In this post, I will discuss the differences between message queues, mailboxes, and pipes. Message queues, mailboxes, and pipes are services that are provided by RTOSs that enable tasks to communicate with each other. Tasks need to communicate with each other in order to coordinate activities and to share data.
If you need strong control over prioritization, mailboxes might be a good choice. You can easily prioritize mailbox messages no matter when they entered the mailbox.
This characteristic provides a definite advantage over other inter-task communication options such as queues which are particularly sensitive to the order in which messages are added and removed from the data structure.
The other benefit of mailboxes is that there is typically no size limit on individual mailboxes. The size limit is typically fixed and is set by the programmer.
If you have an implementation that requires first-in-first-out prioritization, queues are a great choice. They are flexible and relatively easy to implement, making them a common choice in RTOS implementations.

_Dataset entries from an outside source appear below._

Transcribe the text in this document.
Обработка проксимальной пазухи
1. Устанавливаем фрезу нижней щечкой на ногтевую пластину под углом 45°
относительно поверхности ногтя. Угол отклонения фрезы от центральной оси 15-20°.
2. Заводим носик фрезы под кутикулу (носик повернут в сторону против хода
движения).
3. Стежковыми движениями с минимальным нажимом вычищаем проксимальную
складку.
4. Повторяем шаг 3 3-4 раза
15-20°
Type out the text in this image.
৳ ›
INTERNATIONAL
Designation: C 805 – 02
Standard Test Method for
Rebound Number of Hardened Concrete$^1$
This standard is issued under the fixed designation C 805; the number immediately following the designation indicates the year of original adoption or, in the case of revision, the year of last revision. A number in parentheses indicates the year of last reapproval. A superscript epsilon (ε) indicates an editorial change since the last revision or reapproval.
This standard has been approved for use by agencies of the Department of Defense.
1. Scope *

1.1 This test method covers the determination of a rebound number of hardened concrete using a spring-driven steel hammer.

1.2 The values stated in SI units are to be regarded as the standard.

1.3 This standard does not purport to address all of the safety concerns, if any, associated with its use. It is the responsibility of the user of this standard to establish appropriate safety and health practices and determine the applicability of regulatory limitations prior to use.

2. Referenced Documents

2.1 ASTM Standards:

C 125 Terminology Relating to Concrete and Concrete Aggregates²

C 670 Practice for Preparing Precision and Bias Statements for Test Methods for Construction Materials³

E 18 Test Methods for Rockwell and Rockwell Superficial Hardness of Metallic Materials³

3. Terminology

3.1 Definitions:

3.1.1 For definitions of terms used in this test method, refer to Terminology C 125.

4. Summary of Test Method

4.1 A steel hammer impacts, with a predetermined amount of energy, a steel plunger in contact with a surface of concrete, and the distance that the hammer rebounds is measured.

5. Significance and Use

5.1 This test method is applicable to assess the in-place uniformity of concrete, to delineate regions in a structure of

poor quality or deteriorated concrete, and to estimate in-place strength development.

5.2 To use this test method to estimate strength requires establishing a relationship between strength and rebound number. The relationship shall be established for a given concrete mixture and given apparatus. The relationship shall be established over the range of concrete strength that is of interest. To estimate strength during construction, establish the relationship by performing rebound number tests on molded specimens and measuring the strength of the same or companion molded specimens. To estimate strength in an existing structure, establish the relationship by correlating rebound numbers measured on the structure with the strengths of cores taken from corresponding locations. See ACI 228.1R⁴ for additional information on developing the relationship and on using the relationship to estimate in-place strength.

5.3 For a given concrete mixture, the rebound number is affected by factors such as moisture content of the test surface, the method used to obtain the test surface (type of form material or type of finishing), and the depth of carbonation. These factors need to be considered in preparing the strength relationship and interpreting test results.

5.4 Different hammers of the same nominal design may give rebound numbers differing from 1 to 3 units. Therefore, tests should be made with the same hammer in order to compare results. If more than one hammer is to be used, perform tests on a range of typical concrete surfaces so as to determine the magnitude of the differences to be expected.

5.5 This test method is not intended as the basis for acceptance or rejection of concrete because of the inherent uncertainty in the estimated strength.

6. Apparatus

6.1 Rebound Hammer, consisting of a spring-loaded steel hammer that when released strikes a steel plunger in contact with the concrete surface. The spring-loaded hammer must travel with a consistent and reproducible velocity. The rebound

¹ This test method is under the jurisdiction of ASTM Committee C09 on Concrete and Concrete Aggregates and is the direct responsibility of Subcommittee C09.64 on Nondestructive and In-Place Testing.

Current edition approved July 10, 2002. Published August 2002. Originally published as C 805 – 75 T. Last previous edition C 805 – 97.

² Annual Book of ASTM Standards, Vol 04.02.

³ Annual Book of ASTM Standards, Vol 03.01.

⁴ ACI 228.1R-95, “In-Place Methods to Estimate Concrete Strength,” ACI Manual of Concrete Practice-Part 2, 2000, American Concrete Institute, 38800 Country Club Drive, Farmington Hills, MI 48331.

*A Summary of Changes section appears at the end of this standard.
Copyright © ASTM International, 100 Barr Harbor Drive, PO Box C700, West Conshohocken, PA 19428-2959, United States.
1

The downside of queues is that, unlike mailboxes, you are often limited in the amount of data that you can write to the queue in any given call. Many RTOSs don’t have a lot of flexibility when it comes to this.
If you need to be able to write messages of varying lengths, pipes are the best choice. Pipes are identical to queues except they are byte-oriented. The main difference between pipes and queues is that pipes allow you to write messages of any length, while queues do not.